Aldo Leopold
Early Life and Personal Background
A native of Burlington, Iowa, Rand Aldo Leopold was born on January 11, 1887. He was the son of a top manufacturer of fine walnut desks named Carl Leopold, and had been the grandson of a landscape architect who had received education in Germany. He had a comfortable life, and he grew up living in a mansion situated atop a limestone buff which overlooked the Mississippi River. Down this mansion and across the railroad tracks lay a big river, and this river served as a pathway for migrating geese and ducks. For a young boy, this was like a wildlife wonderland waiting to be discovered.According to his brother named Frederic, Aldo didn’t talk much but was a bright student. He also had a love for reading especially about wood lore. He also knew a great deal about what the animals ate, what chases animals, and which animals ate which other animals. His love for the great outdoors is said to have been something he got from their father.
During early mornings in the fall, he and his father would explore the marsh and wait for the ducks. During the off-season, marsh exploration was still something they did, and during these times, Aldo learned from his father that it was not right to hunt during nesting season—this was a realization instilled upon him long before there were federal laws established about prohibiting hunting during this season.
Education
Gifford Pinchot who was a forester and politician donated money to the Yale University to start one of the country’s first forestry schools. After Aldo heard of this development, he decided to take forestry as his vocation. Before being accepted at Yale, he attended the Lawrenceville School which was a preparatory college situated in New Jersey.Aldo attended the Burlington High School and his principal there wrote a letter referring Aldo to the Lawrenceville School. It was in January 1904 when he arrived in Lawrenceville School, shortly before turning seventeen. He showed his love for the great outdoors despite Lawrenceville’s mostly rural setup and he was frequently mapping the place while he made notes on the wildlife he saw. He studied there for a year, and was later on accepted to Yale. Since the Yale Forest School only gave graduate degrees, he first had to enroll for the preparatory forest courses in Sheffield Scientific School.

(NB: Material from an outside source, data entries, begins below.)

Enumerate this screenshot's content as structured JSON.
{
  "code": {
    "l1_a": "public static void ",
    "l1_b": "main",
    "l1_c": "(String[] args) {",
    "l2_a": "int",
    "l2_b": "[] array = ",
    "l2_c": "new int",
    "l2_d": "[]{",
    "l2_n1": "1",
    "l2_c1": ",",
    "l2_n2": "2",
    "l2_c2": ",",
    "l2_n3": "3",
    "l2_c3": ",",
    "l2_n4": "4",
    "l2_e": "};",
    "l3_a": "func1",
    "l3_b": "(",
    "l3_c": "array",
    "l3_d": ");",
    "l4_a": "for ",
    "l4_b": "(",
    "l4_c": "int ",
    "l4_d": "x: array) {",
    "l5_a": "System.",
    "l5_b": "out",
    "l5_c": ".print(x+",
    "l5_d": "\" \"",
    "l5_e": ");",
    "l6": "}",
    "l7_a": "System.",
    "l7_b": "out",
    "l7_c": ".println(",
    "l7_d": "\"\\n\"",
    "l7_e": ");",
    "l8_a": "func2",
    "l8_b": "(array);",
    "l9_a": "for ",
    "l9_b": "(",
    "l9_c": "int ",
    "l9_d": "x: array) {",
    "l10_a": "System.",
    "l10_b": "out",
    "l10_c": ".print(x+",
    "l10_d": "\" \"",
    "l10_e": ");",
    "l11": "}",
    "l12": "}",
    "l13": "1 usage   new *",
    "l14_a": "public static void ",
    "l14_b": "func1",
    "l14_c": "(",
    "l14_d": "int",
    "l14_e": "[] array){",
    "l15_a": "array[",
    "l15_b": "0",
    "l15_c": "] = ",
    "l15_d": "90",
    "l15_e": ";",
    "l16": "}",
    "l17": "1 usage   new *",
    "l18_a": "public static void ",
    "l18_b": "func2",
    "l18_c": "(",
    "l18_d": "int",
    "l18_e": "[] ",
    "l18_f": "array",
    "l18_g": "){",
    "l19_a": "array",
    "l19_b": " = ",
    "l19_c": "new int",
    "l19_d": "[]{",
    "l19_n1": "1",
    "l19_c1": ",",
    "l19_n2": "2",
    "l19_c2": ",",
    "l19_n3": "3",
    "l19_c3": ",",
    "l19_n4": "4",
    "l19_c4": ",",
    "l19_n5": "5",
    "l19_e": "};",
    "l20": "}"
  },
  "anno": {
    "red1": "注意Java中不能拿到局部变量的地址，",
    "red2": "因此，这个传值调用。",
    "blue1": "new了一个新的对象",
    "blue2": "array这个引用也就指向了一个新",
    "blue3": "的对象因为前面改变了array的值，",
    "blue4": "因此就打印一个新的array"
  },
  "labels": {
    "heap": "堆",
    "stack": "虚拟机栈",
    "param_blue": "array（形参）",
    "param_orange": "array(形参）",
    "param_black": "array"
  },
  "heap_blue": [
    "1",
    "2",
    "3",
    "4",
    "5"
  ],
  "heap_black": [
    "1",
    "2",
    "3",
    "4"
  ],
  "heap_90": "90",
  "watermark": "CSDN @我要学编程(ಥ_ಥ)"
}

He graduated from Yale with his Master’s Degree in Forestry in June 1909. Afterwards, he joined the United States Forest Service where he was then assigned to the New Mexico and Arizona areas.
Career
Initially, he was one of the forest assistants at the Apache National Forest which is in the Arizona territory. In 1911, Aldo was transferred to northern New Mexico, specifically to the Carson National Forest. This phase of his career kept him in the same location until 1924 and it included developing the very first management plan for the Grand Canyon. He also wrote the Forest Service’s very first fish and game handbook. That time was also when he proposed the Gila Wilderness Area which is the country’s first national wilderness area recorded in the Forest Service system. This proposal was submitted in 1922, and completion of the handbook was in 1923.He had a fruitful career related to forestry, and in 1924 he was transferred to the U.S. Forest Products Laboratory located in Madison, Wisconsin. There he became an associate director. Nine years later he became the Professor of Game Management in the Agricultural Economics Department which is known as the first professorship for wildlife management. In 1935, he assisted the founding of the Wilderness Society and in the same year he was able to acquire “The Shack” which was the setting for most of his sketches. In autumn of that same year he studied forestry and wildlife management in Germany since he had a Carl Schurz fellowship.
A few years later in 1939, he became the chairman of the new Department of Wildlife Management which was at the University of Wisconsin. In 1943, he had been appointed by a governor to have a 6-year term in the Wisconsin Conservation Commission which was largely focused on deer policy. A year before his death in 1948, he was still able to submit the revised manuscript titled “Great Possessions” and it was accepted in1948.
Personal Life and Death
Aldo lived with his wife and children in a two-storey home which was near the University of Wisconsin–Madison. His children also became naturalists and teachers. Today, the home of the Leopolds which was occupied by Aldo and his family stands as one of the landmarks of Madison. They purchased this 80-acre area in 1935 and this worn out farm was where Aldo practiced some of his knowledge in building a disrupted landscape. The place was also known as the sand counties, and “The Shack” was an old chicken coop that served as their family laboratory which was also open to friends and other graduate students.He was able to publish over 300 articles about the wilderness in his lifetime. In 1948, soon after his last work called the “A Sand County Almanac,” he was struck by heart attack and died on April 21. During the incident, he had been fighting a grassfire on one of his neighbor’s farms. He was later on buried in Burlington, Iowa, his hometown.